Standards concerning goodwill are unchanged from the standards included in the previous Section 3062.
The new section is effective for years beginning on or after October 1, 2008. The Company is in the
process of assessing the impact of this new section on its financial statements.
International Financial Reporting Standards (“IFRS”)
In 2006, the Canadian Accounting Standards Board (“AcSB”) published a new strategic plan that will
significantly affect financial reporting requirements for Canadian companies. The AcSB strategic plan
outlines the convergence of Canadian generally accepted accounting principles with IFRS over an
expected five year transitional period. In February 2008, the AcSB announced that 2011 is the changeover
date for publicly-listed companies to use IFRS, replacing Canada's own generally accepted accounting
principles. The date is for interim and annual financial statements relating to fiscal years beginning on or
after January 1, 2011. The transition date of January 1, 2011 will require the restatement for comparative
purposes of amounts reported by the Company for the year ended December 31, 2010. While the
Company has begun assessing the adoption of IFRS for 2011, the financial reporting impact of the
transition to IFRS cannot be reasonably estimated at this time.
Financial Instruments
The Company’s financial instruments consist of cash, short-term investments, receivables and accounts
payable. Unless otherwise noted, it is management’s opinion that the Company is not exposed to significant
interest, currency or credit risks arising from these financial statements. The fair value of these financial
instruments approximates their carrying values, unless otherwise noted.

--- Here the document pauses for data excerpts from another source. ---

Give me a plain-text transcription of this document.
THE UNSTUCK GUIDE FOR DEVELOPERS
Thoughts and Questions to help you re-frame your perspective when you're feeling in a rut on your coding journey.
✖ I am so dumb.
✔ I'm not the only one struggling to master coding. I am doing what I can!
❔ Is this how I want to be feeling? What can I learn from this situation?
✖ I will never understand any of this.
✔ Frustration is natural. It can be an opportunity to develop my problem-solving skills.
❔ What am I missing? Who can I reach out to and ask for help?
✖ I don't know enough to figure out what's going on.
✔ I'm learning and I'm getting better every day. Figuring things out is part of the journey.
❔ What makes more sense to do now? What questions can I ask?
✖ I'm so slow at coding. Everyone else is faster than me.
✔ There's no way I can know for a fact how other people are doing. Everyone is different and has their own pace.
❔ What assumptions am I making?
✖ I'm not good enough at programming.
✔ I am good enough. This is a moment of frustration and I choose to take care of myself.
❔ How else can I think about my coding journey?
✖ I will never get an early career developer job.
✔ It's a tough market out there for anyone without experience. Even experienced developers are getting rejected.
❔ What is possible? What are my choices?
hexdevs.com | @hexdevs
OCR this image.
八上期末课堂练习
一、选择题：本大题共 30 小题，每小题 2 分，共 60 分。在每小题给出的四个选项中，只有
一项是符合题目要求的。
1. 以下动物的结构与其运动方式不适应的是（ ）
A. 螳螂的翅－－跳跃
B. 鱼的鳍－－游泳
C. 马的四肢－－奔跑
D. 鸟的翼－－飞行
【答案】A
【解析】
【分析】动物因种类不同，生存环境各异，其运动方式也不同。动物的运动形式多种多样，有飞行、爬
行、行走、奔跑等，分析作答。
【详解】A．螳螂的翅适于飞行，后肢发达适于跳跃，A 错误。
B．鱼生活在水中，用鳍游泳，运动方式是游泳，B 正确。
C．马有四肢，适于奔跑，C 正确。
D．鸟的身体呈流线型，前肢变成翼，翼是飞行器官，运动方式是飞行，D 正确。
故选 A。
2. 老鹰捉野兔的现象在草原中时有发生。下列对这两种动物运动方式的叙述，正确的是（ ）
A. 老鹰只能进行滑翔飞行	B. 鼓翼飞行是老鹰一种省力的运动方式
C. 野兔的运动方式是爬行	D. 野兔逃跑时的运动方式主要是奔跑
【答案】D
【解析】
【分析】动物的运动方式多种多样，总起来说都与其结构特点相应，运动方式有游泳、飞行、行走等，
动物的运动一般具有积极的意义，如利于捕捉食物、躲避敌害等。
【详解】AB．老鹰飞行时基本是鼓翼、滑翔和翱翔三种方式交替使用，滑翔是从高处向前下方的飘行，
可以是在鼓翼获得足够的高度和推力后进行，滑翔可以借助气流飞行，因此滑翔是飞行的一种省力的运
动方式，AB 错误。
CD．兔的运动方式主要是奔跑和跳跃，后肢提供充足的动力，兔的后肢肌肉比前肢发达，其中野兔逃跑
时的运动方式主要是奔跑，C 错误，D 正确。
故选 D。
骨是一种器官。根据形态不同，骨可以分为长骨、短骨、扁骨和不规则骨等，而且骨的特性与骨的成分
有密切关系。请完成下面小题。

Outstanding Share Data as at March 27, 2009
The Company is authorized to issue an unlimited number of common shares without par value. At March 27,
2009, there were 44,019,220 issued and outstanding common shares compared to 44,019,220 issued and
outstanding shares at November 30, 2008. There was no change in the shares capital. As at the date of report,
all warrants exercisable expired and there were no warrants outstanding. There were 3,330,000 stock options
outstanding under the Company’s incentive stock option plan. These stock options are exercisable at price
ranging from $0.30 to $0.80, with expiry dates ranging to November 13, 2012.
Disclosure Controls and Procedures
The Company has established and maintained disclosure controls and procedures and internal control
over financial reporting. The certifying officers carried out an evaluation of the effectiveness of the design
and operation of the Company’s disclosure controls and procedures as of November 30, 2008. The
Company has very limited administrative staffing. As a result, internal controls which rely on segregation
of duties in many cases are not appropriate or possible. Management has implemented certain controls
such as frequent reviews and regular preparations of reconciliations of transactions to ensure absence of
material irregularities. Based on that evaluation, the CEO and CFO have concluded that the Company’s
disclosure controls and procedures are effective in recording, processing, summarizing and reporting, on a
timely basis, information required to be disclosed by the Company to satisfy its continuous disclosure
obligations, and are effective in ensuring that information required to be disclosed in the reports that the
Company files is accumulated and communicated to management as appropriate to allow for timely
decisions regarding required disclosure.